These are OR scrubs.
Currently playing: Quarashi - Jinx
The deal is done. Papers have been signed, handshakes exchanged, harrumphs harrumphed, and now, the joyous celebration can begin. The house is sold. And to celebrate, the Madre and the Red Baron have already found a house up North Georgia way, and are busily signing a new round of papers as I type away. Congratulations, you two.
Another round of congratulations to John and Sara, who got engaged while on their trip to Ireland recently. That’s right ladies, Mr. John Brogan is now off the market - and please, don’t deluge me with e-mail about how suicidal about it you are about it. I am not the Lord of Broken Hearts (obviously), so there’s not really a whole lot I can do for you, unless it involves a cheap, meaningless weekend in a hotel. But I digress. Never in my life have I met two people more suited for each other (so suitable it’s downright sickening), and I wish them all the best.
I got fed up with the three stupid chat programs I have installed. AIM, ICQ, MSN, different friends on different chat programs. Feh. So, I’ve decided to scrap them all, and go with Trillian. Named for a character in one of my favorite books of all time, Trillian is not just a chat program - oh, no - it’s a META chat program, that can interface into all the popular chat programs, and put all your friends in one easy-to-use window. Pure genius. And it’s free! So, go get yourself a copy, drop a couple of bucks their way, and enjoy. And maybe, just maybe, if you’re lucky, I’ll tell you my IM name. Someday.
My neighbor’s moved out today. They just got here a few months ago, a nice young couple. Seems they were just here until work could be completed on their house. Gets me thinking, especially with my parents now moved, and two of my cousins moving, about home ownership. A spot of earth to call my own, one that no man can take from me. Unless they need to pave a highway through it. Of course, all this seems great in theory. Then you take two facts into consideration:
- My credit resembles the union of two railroad trains. Head on.

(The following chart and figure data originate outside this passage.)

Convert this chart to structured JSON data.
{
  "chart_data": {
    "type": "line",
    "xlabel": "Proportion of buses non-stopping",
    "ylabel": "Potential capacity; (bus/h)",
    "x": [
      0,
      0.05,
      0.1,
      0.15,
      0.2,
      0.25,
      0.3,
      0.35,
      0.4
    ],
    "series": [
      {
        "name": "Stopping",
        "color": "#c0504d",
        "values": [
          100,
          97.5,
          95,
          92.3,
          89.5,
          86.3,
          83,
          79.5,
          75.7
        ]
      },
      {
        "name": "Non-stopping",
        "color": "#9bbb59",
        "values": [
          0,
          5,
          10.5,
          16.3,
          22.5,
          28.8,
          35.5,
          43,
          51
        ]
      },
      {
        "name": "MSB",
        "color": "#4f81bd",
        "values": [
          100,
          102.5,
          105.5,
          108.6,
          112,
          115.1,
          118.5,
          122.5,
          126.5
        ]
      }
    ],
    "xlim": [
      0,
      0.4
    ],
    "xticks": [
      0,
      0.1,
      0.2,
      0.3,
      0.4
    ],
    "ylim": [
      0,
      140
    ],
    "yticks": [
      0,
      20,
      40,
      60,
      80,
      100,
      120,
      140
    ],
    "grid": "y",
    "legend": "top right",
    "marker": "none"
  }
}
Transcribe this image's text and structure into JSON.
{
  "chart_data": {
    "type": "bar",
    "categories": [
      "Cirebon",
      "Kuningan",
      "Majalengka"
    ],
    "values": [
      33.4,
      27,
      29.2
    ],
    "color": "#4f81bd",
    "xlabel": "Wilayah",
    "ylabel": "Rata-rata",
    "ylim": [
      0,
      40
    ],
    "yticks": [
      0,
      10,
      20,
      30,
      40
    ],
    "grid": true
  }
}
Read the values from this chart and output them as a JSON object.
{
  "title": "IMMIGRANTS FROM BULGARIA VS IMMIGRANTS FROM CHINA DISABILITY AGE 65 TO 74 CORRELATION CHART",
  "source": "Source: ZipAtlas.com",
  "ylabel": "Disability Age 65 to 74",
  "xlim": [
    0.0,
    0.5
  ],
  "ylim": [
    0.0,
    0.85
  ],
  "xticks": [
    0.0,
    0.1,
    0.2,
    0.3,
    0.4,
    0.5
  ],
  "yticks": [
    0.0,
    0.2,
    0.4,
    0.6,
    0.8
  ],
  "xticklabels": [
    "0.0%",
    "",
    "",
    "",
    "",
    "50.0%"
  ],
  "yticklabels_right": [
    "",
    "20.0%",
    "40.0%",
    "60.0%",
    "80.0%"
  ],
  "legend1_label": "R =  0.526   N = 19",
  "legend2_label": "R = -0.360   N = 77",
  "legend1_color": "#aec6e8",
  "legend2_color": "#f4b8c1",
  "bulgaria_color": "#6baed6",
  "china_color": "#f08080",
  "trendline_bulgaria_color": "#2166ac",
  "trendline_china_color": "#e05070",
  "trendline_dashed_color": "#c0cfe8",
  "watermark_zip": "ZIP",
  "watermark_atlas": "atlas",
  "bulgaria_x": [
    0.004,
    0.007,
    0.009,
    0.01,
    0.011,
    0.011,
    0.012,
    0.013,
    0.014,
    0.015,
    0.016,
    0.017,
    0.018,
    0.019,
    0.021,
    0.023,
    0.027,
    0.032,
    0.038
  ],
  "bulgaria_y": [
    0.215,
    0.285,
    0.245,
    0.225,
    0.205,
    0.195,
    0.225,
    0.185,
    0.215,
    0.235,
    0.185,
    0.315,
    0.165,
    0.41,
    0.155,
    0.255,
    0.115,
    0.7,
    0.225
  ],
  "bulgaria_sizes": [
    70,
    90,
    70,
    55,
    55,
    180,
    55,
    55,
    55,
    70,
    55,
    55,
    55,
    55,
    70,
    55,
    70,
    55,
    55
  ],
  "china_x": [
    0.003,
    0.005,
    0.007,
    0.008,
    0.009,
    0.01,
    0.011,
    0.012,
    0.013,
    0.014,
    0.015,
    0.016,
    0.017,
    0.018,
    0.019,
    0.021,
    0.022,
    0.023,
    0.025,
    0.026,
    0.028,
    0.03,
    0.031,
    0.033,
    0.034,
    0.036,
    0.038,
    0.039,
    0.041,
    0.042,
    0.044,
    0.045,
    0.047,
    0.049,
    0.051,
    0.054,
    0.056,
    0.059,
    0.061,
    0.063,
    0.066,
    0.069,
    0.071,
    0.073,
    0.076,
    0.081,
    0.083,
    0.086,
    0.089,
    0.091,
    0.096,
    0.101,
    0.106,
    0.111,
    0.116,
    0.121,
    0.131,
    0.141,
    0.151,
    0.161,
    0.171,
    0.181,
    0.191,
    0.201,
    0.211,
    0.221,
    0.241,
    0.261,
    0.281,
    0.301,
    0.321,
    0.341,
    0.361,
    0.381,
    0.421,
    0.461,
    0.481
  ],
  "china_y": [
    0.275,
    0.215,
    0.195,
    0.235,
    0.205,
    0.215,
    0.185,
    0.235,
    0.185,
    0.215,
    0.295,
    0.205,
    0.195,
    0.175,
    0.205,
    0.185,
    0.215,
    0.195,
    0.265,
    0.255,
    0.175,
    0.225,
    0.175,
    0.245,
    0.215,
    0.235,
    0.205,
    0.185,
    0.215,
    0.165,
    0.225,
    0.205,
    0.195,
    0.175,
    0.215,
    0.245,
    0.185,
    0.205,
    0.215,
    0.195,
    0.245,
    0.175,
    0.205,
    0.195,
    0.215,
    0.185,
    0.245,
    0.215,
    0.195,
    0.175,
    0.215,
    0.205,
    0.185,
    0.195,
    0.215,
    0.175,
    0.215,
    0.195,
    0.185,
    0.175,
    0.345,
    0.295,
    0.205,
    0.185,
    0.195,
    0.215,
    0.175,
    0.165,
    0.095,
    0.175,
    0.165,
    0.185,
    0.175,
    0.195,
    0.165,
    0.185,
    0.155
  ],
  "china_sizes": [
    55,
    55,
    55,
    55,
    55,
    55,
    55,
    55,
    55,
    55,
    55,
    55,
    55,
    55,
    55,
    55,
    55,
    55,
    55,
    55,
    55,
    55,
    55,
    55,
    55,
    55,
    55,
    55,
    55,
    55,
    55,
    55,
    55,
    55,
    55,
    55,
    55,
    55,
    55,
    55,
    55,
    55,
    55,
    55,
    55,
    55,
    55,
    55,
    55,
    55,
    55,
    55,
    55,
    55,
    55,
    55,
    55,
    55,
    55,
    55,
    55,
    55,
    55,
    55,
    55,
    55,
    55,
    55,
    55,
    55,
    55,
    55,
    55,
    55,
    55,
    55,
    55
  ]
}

- I would have to tend to a yard.
The first one can be overcome. The second one is not so easy. You see, I have a problem with plants and plantlife. Some people have a green thumb; I, however, was graced with a black thumb. Plants wilt at my touch, trees decay as I pass. Hell, I can kill mildew in my shower just by treating it like a ficus. So it would only be a matter of time before I completely destroyed my yard, turning it into a barren wasteland.
And let’s not forget Robby. He’s been dying to create a secret underground lair, ala Dexter. I’m afraid he’d start drilling into the neighbor’s pool if he wasn’t careful.
* Don’t you worry your pretty little head about the neighbors. I have a feeling that the business end of my new attitude adjuster will fix THEIR little doomed red wagon. *
Not another raygun. For crying out loud. Have you learned nothing? Did all those whip-its you did following the Dead permanently scramble you memory?
* Bah! Those were temporary setbacks! This new weapon will strike terror into the hearts and minds of the strongest hu-mans. Behold! *
That…that looks like…is that…a halibut?
* Wrong hand. *
Whoops. Oh, THAT. I thought that was the blender.
* No, you idiot. This is my Will-Zapper. It turns the target into a mindless automaton, subject to my every command! *
You’re kidding. That can’t possibly be right! How does it work?
* The hu-man, when hit with the mind-numbing capabilites of the Will-Zapper, is immediately exposed to a force equivalent to watching every show created by Aaron Spelling simultaneously. I call it - the 90210 Effect! This effect completely destroys the cognitave capacity of the hu-man mind, reducing it to mush, and malleable to my will. Soon, I Robby the Robot, shall triumph over these foolish hu-mans! *
Good Lord *choke*. You might be on to something.